In all the country’s local congresses, as well as in the federal chamber, the bill was symbolically presented this Tuesday to reform Article 27 of the Mexican Constitution, which was amended during President Carlos Salinas’s six-year term, allowing for the privatization of land.
Héctor Severiano Ocegueda, a member of the National Indigenous, Peasant, and Social Assembly, explained that the goal is to restore the original spirit of the aforementioned article and thereby restore the rights of peasants.
They believe it is urgent to end the phenomenon of land privatization and for social property to once again become central to Mexico’s economic and social life, as it has long been.
Likewise, he commented that the ejido must once again be unseizable and imprescriptible, as was originally intended by the 1917 Constitution.
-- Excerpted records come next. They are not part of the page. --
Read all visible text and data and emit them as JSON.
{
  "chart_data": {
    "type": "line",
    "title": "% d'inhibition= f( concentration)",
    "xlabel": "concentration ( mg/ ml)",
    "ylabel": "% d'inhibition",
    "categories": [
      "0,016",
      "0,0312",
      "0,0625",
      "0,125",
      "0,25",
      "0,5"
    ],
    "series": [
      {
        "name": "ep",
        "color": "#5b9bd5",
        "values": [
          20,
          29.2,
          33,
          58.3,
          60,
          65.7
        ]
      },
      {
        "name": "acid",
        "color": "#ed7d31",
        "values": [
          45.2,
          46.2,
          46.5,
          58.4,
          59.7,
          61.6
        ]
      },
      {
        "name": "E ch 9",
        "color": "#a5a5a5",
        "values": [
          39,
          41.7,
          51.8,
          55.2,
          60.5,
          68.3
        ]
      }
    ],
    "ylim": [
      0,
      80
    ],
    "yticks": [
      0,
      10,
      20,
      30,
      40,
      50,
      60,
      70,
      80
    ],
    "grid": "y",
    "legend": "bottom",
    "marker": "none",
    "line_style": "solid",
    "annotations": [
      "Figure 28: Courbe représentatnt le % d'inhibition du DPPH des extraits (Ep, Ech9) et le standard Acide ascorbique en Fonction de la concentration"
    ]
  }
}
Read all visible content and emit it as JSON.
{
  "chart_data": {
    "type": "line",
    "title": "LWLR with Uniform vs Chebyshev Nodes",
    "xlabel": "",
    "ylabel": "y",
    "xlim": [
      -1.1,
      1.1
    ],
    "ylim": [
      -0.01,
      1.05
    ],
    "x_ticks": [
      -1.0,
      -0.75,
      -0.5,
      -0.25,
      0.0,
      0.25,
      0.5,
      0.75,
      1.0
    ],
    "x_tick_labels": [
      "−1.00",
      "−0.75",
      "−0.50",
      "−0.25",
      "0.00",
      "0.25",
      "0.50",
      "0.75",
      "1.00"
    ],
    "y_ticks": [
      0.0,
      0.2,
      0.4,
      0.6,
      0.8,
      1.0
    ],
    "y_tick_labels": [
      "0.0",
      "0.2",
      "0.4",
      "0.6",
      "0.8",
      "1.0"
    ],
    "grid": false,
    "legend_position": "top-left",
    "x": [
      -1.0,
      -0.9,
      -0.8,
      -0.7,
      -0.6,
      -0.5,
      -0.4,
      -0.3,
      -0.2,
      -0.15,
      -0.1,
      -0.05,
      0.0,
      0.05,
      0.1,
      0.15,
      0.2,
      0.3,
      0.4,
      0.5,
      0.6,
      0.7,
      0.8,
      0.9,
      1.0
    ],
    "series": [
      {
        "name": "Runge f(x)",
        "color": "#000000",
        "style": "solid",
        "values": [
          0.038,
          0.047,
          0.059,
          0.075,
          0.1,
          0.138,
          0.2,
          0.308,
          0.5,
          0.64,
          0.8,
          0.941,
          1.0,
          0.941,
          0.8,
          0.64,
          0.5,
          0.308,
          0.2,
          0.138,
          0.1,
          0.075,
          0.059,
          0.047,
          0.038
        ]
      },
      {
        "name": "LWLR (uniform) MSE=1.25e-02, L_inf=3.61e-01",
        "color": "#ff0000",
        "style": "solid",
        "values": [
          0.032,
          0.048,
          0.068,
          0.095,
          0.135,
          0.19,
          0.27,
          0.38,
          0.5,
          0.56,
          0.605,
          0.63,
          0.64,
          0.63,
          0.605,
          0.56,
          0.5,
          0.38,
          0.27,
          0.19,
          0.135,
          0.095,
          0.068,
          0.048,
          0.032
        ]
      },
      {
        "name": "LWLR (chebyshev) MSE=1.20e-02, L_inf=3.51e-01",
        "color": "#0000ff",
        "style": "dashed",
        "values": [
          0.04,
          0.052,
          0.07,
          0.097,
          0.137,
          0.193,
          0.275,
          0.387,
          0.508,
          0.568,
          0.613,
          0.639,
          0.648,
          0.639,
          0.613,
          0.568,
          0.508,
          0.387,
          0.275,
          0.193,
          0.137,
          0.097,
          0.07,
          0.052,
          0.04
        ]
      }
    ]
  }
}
This reform was amended during Salinas’s administration (1992), allowing for the expansion of private property and real estate development through the purchase of cheap land, especially in tourist areas, thereby fostering the dispossession of peasants.
The privatization phenomenon is occurring practically throughout the country, and Nayarit is no exception, given that land sales, especially in beach areas, have been wholesale.
Along with the amendment to Article 27, they also propose reorienting agrarian policy, not because it is not currently on the agenda of the Mexican government, but because this process must be deepened, generating the creation of an agricultural bank, as well as a national insurance company, and combating corruption.